Dead Or Alive 5: Danger Zones, Power Strikes & Wig-Wearing Clowns
Can Dead Or Alive 5 hack it in a beat-'em-up fuelled world? Find out in our latest preview.
Published on Jul 17, 2012
We live in a world where fighting games have made a bigger comeback than Elvis and Fifties haircuts combined, and as such we’re now under an avalanche of the things. Street Fighter this. Marvel that. Mortal something. King Of Blah. Virtua whatever. And, of course, Dead Or Alive.
The fifth instalment, power strikes aside – and we’ll get to that in a bit – isn’t that much different to the games that came before it. There’s still a focus on reversals: interrupt your opponent’s blows at the right time and you’ll break free of their attacks, causing them damage in the process. Of course, it looks cool as well, which is the Dead Or Alive way.

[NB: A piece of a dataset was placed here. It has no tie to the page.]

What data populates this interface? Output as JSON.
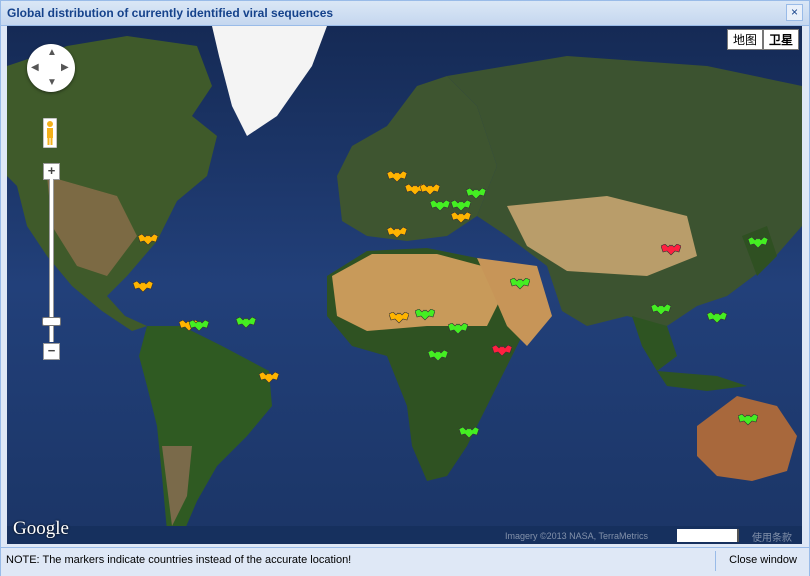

Fail to time it right and you’ll get an even bigger pasting. And Dead Or Alive is all about the punishment. Like its forebears, DOA has Danger Zones – places of the environment that represent big trouble for those forced into them.
Most of the stages have these, and results vary. Hitting an opponent into explosive barrel in one stage may cause a missile to then crash into them. (You’re fighting in the middle of a war zone, okay? We know it doesn’t make any sense.)
Smashing another foe into a section of piping on a construction site will cause an explosion, careering them across the stage.
Other Danger Zones change things more permanently. On that same construction site, smashing your enemy into another section of the scenery causes the structure to collapse, throwing the combatants to a lower part of the level.
Look! It's Akira from Virtua Fighter! SQUEAL!
It’s not a new mechanic, but it adds an interesting dose of strategy to the fast-paced fights, especially when the new power moves are taken into consideration.
These strikes need to be charged, but for good reason: they give you the opportunity to change the course of the fight. You can use it any time, but the true rewards really come if you’ve got less than half health.
Connect with it after you’ve taken a beating and you get to choose what you slam your opponents into. Want to simply dish out some damage? Propel them into a wall.
Want to smash the whole place to pieces like the Incredible Hulk after a particularly vicious stubbed toe? Hit the biggest Danger Zone possible.
It’s gimmicky but satisfying. But what of the fighting? Much the same, really. You can’t cut someone’s head off or pull out their spine, but this isn’t the deepest fighter out there. Not that such a decision makes it automatically bad, of course.
It’s no Virtua Fighter or even Street Fighter IV, but then it was never meant to be. Dead Or Alive has always been about fast-paced, explosive action and women wearing inappropriate clothes, and there is no let up in that regard here.
If you can keep your head when the stage is collapsing all around you…
Our hands-on time gave us access to a handful of bouts from across the roster, and the fighters we duked it out with were pleasingly different, if archetypical.
The standard complement of wrestlers, martial artists and brawlers were all there, and they present a competent challenge even on the default difficulty setting.
The stages too are worthy of note: fighting against a wig-wearing clown in the middle of a circus is barmy, as is the previously mentioned war zone and fighting on a structure floating down river rapids.
It’s a marked disappointment, then, when we fought Tina – a wrestler whose attire is ridiculous, to say the least – in a ring and was disappointed we couldn’t explode the entire gym out of its foundations and see it soar off into the sky.
The real appeal of Dead Or Alive, like all fighting games, is, of course, two-player. DOA’s flashy play and Danger Zones are perfect for a quick blast before moving on to the pub, or just better games. Which, from what we’ve played, pretty much sums up the whole experience.